If you suspect or see a bat bite a child or pet, it is a good idea to get the bat tested for rabies if you can safely do so. Ideally, you should never handle a bat, especially barehanded.
“Call your local animal control first,” Hensley said. “ If you must remove it though, wear leather gloves and put something like an empty coffee can over the bat on the ground, then slide a piece of paper under the can so you can then turn it over and put on a lid,” Hensley said.
Hensley added that you don’t want to forget to poke holes in the lid so it can breathe, and then call your local vet or animal control to be tested for rabies.
“Even if it has rabies or an injury that it needs to be euthanized for, we want to treat it as humanely as possible,” he said.
Excluding bats and avoiding zoonotic diseases
As human populations grow and encroach on wildlands, more people will come in contact with wildlife and whatever diseases they may carry. Zoonotic diseases are those, like rabies, that can pass between different species.
“We’ve seen other examples of zoonotic diseases in recent years, such as SARS that originated in bats, and COVID-19, which most likely did too,” Hensley said. “But bats aren’t to blame. They don’t want to be around humans, but as we spread into the natural habitats of wildlife, we can expect to see more diseases spreading between mammals.”
You don’t want bats in your belfry, or in any other structure you, or livestock or pets, may reside in for that matter.
Bats can be excluded from buildings by pugging the holes where they are observed coming and going.

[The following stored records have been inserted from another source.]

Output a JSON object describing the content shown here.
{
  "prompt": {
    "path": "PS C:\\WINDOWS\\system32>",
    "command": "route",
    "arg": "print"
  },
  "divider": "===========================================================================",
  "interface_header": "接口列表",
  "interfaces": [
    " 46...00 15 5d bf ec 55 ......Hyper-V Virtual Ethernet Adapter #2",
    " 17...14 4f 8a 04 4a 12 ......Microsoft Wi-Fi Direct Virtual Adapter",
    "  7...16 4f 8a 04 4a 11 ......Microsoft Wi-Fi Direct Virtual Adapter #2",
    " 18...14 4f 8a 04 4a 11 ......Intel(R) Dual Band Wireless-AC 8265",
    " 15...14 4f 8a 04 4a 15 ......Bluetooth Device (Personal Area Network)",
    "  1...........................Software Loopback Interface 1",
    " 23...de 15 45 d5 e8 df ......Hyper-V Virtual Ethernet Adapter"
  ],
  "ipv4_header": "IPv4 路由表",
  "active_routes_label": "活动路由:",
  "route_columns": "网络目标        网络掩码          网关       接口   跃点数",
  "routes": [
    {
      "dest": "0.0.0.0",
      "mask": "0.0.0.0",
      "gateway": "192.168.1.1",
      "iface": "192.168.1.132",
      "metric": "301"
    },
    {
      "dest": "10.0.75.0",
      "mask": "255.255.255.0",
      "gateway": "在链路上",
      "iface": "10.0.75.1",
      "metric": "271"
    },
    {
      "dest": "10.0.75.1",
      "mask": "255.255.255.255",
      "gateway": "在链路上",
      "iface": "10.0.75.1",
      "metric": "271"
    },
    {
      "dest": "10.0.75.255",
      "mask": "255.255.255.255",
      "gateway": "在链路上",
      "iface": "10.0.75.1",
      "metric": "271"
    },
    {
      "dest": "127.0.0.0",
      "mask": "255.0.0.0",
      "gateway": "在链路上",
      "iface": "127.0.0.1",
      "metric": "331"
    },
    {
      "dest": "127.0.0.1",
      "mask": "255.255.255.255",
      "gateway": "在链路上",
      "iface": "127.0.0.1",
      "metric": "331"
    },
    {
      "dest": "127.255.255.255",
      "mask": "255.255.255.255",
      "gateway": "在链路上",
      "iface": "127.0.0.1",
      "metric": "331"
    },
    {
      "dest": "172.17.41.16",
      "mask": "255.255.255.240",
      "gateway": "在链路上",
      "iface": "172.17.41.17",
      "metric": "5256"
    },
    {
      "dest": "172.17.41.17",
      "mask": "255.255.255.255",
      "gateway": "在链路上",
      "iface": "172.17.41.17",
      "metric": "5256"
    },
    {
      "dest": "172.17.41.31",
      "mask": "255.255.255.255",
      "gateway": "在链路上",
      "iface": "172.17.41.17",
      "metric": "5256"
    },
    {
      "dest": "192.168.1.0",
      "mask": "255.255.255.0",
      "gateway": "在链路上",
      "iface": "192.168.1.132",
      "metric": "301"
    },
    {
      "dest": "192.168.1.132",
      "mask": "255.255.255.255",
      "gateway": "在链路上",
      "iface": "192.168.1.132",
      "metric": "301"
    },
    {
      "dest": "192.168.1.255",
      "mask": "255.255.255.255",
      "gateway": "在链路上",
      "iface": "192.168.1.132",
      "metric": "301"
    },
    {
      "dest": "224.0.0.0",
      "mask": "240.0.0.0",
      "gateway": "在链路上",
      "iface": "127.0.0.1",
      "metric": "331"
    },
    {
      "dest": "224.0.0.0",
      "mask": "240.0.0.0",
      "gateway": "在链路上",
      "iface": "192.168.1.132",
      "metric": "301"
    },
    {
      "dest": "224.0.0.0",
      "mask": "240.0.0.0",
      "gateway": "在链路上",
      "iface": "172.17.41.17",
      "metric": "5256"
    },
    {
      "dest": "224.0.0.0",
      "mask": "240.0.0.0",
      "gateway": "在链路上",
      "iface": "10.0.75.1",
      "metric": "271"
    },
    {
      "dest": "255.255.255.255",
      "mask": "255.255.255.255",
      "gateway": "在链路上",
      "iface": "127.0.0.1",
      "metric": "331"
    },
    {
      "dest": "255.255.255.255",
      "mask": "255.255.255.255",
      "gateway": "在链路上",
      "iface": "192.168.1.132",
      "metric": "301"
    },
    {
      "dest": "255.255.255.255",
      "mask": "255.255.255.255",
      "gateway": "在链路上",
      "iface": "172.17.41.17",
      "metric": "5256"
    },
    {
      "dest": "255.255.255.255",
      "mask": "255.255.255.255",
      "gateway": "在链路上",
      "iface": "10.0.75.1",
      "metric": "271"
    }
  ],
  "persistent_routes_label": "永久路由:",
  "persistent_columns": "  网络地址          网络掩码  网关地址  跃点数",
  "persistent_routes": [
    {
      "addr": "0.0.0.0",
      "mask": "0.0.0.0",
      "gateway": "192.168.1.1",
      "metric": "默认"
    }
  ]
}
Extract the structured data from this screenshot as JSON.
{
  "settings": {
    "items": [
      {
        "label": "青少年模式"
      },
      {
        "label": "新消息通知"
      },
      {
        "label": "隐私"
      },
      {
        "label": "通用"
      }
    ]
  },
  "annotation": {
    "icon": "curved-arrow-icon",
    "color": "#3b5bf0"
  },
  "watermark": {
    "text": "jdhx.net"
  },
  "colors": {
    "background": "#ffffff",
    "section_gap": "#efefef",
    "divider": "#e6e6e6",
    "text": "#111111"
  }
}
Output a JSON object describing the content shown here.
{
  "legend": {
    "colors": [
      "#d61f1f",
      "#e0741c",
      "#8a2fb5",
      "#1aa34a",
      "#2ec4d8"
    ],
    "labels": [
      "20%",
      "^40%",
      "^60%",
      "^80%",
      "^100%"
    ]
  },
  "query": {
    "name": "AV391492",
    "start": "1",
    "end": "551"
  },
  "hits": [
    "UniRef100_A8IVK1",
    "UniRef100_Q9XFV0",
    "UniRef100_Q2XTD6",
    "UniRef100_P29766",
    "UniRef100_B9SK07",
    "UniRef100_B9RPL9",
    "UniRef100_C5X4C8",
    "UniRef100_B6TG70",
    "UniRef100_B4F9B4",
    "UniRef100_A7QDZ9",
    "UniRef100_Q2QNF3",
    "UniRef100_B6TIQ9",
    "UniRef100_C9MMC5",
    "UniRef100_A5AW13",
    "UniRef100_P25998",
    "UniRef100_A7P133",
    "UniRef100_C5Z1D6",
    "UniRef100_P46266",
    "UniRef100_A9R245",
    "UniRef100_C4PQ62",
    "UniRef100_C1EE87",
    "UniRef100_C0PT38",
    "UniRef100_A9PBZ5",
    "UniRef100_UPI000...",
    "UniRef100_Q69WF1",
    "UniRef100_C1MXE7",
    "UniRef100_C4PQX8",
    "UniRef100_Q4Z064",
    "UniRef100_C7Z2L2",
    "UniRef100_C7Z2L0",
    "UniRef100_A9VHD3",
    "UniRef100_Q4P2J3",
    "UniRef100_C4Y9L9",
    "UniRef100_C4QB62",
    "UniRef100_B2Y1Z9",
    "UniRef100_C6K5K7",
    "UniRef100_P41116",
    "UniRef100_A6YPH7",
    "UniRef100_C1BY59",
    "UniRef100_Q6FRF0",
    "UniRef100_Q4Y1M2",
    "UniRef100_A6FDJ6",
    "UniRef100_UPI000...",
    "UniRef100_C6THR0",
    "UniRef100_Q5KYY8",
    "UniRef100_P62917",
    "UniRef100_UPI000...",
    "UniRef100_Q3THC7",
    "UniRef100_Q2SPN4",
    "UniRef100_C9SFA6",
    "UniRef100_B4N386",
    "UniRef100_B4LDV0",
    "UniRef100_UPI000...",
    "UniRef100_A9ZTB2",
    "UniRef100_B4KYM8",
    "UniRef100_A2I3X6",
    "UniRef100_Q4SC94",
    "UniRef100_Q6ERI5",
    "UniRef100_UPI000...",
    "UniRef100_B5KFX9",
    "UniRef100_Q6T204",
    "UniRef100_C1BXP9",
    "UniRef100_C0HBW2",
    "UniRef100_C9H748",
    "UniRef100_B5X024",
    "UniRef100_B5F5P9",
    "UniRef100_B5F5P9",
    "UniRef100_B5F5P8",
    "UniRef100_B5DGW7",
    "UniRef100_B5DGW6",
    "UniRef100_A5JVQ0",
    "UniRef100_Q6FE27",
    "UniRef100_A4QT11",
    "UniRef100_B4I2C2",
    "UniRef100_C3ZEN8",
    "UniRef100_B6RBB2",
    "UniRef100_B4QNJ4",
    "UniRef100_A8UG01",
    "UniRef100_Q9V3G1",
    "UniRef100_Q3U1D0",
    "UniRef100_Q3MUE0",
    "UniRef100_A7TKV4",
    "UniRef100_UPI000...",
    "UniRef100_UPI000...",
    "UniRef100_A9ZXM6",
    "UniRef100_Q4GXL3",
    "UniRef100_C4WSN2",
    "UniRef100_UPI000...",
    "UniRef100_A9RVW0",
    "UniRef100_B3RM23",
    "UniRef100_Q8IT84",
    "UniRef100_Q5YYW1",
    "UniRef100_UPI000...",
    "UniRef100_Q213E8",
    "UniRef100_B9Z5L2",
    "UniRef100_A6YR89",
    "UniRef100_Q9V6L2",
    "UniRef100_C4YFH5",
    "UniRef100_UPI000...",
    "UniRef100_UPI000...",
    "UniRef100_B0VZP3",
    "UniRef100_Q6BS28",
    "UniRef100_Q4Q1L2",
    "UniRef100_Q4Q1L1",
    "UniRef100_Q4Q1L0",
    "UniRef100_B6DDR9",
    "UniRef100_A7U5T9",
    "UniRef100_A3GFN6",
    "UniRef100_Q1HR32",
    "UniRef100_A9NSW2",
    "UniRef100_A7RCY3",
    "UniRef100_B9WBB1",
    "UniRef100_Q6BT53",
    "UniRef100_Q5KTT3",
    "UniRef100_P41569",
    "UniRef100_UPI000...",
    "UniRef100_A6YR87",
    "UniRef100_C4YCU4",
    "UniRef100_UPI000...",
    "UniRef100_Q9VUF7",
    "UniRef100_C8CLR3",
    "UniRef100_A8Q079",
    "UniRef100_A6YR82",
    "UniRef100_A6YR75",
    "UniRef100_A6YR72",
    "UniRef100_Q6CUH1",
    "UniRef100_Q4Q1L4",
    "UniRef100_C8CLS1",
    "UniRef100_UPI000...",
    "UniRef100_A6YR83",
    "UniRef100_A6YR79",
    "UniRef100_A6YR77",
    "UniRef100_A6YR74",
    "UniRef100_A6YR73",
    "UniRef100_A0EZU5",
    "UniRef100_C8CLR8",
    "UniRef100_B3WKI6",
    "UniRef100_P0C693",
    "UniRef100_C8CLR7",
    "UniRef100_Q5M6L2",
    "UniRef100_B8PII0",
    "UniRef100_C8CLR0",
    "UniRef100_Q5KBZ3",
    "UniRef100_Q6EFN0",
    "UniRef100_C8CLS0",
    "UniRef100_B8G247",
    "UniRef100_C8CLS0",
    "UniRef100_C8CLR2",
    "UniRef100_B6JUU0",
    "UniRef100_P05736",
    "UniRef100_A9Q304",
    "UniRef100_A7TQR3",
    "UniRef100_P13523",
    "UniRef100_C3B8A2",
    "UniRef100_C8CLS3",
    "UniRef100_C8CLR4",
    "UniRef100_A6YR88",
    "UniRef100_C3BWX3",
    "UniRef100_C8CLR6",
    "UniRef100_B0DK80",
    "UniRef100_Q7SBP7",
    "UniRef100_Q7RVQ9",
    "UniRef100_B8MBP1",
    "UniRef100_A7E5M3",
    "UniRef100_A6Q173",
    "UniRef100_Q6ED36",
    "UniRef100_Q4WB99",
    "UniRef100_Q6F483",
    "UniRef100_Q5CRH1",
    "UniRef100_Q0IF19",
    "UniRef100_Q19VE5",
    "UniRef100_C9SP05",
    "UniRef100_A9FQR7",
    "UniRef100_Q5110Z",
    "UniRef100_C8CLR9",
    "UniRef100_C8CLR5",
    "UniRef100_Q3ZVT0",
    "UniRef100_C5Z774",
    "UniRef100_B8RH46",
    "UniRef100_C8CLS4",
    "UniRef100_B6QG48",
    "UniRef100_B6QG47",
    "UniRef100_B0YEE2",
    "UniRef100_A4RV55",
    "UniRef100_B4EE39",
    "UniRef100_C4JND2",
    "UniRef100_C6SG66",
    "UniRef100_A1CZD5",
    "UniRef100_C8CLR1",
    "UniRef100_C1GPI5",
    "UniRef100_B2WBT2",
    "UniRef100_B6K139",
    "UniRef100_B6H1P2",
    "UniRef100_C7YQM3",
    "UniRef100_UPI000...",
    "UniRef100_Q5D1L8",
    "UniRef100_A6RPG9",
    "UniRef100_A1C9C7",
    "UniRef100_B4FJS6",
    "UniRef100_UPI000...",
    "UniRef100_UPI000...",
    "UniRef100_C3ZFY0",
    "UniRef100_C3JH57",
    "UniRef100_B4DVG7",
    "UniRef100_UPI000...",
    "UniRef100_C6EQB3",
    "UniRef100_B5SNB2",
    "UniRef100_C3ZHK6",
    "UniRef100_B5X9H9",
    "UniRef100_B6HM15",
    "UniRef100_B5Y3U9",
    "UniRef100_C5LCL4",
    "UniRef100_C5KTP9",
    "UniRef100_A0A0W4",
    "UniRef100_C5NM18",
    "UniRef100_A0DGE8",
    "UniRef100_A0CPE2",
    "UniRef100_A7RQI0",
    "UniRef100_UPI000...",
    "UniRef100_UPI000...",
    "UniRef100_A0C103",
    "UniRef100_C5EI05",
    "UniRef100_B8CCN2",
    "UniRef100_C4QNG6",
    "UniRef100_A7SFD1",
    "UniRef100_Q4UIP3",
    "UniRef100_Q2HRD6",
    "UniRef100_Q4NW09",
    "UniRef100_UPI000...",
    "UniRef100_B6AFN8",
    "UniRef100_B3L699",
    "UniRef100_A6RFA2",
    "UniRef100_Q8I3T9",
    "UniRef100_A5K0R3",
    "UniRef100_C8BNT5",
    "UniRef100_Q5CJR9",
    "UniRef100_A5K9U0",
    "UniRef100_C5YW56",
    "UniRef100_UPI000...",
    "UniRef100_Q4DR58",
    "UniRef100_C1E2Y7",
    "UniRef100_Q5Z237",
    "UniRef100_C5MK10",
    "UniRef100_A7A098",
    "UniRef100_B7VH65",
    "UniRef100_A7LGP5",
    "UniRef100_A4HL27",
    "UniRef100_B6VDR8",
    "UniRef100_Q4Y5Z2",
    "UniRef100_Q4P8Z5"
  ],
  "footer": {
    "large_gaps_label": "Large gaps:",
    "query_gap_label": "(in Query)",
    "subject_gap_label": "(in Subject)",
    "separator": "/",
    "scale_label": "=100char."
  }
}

Don’t close or block any entry points in the summer, however, Frank said, as this is breeding season and young bats may then be trapped inside.
“If a bat does get into your home, you want it out as soon as possible,” Hensley said. “Open a door and windows, and let it get itself out.”
If that doesn’t work, call your local animal control he said.
“Even though the percentage of bats with rabies in North America is quite small, if you do encounter a bat acting weird around your home or yard, you need to keep in mind that rabies is a likely cause .”
For more information about rabies visit the Texas Department of State Health Services Infectious Disease Control website.
As appropriate as it may seem for a year that has been haunted by COVID-19, murder hornets and a series of natural disasters, experts say vampire bats are not anything to lose sleep over. In fact, they are not even among the 33 species found in Texas.
There are three types of vampire bats whose diet consists only of blood, making them the only mammals that can survive on blood alone. And although they have been known to bite humans, we’re not their meal of choice.
“The vampire bat is not something we need to worry about,” Hensley said. “They are making their way north, but we don’t have to worry about them in the U.S., yet.”
Vampire bats are currently found mostly in South and Central America, although they have reached parts of Mexico. These bats use their fangs to make a puncture wound in animals such as cattle and horses as they sleep, then use their tongues to lap up the blood – a leisurely meal that lasts about half an hour.
As scary as some bats may seem, it’s important to remember that the protection of all bats is critical to agriculture throughout the world. Texas has laws in place to protect bats and worldwide there are currently more than 600 endangered species of bats. A bat rescue or rehabilitation center may also be a helpful resource.